To overcome these challenges, a modular songwriting approach can be highly effective. This involves using a detailed template to organize song elements, balancing control and creativity. A template can include parameters such as:

  • Song Basics: Title, primary and secondary genres, tempo, key, time signature, and duration.
  • Emotional Tone: Primary and secondary emotions, and overall mood.
  • Lyrical Content: Theme, narrative style, rhyme scheme, metaphors, and hook/tagline.
  • Structure: Intro, verse, pre-chorus, chorus, bridge, and outro details.
  • Melodic Elements: Descriptions of verse, chorus, and bridge melodies.
  • Harmonic Elements: Chord progressions for verses, choruses, and bridges.
  • Rhythmic Elements: Rhythmic feel, drum pattern, and notable rhythmic features.
  • Instrumentation: Lead instrument, rhythm section, additional instruments, and production elements.
  • Dynamic Instructions: Verse and chorus dynamics, and any notable changes.
  • Special Instructions: Unique features, cultural references, target audience, and inspirations.
  • AI-Specific Guidelines: Lyrical style, rhyme density, metaphor usage, repetition, emotional progression, and language complexity.

By using such a template, users can systematically input song details into the custom instructions, aiming for a balance between control and creative flexibility.

Post-Processing Techniques

Post-processing is crucial for enhancing the quality of experimental music generated by Suno AI. The raw output may contain issues such as background noise, glitches, and distortion. Advanced audio editing tools and techniques can help mitigate these problems:

  • Mastering Tools: Tools like Diktatorial Suite, CloudBounce, and Izotope Ozone can improve clarity and loudness.
  • Stem Separation: Separating tracks into stems using tools like Ultimate Vocal Remover allows for individual enhancement, enabling detailed control over the sound and reducing unwanted noise in specific parts of the track.
  • Audio Restoration Tools: Tools like Izotope RX and Unchirp can address specific audio issues like compression artifacts and chirping sounds.

Combining different processing tools and techniques can provide a more comprehensive improvement. Experimentation and patience are essential, as different tracks and genres may respond differently to various enhancements.

Addressing Specific Issues

The Suno v3.5 update has introduced both improvements and challenges. While audio quality has generally improved, particularly for electronic and dubstep styles, users have reported longer generation times. Vocal quality remains an area of concern, with distortion and "demon choir" effects still present. Additionally, the prompt generator may occasionally fail to retain previous prompts, requiring users to add punctuation to correct the issue.

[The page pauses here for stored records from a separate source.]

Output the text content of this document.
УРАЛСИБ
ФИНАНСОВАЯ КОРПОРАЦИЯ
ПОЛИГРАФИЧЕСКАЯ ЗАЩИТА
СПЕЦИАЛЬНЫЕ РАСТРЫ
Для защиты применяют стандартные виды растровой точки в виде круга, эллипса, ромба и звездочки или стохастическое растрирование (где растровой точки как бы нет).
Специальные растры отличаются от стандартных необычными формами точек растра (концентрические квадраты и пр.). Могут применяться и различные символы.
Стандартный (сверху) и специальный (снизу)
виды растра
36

To achieve better results, users should:

  • Use Detailed Prompts: Include specific descriptions of genres, styles, and desired elements in the prompts, both in the style box and within brackets at the start of the track.
  • Dispute Incorrect Generations: If a generated song does not meet the expected quality or style, consider disputing the generation for a human review.
  • Experiment with Prompts: Try different prompt structures and include punctuation to improve accuracy.

By understanding these issues and employing the suggested techniques, users can better navigate the platform and create more compelling experimental music.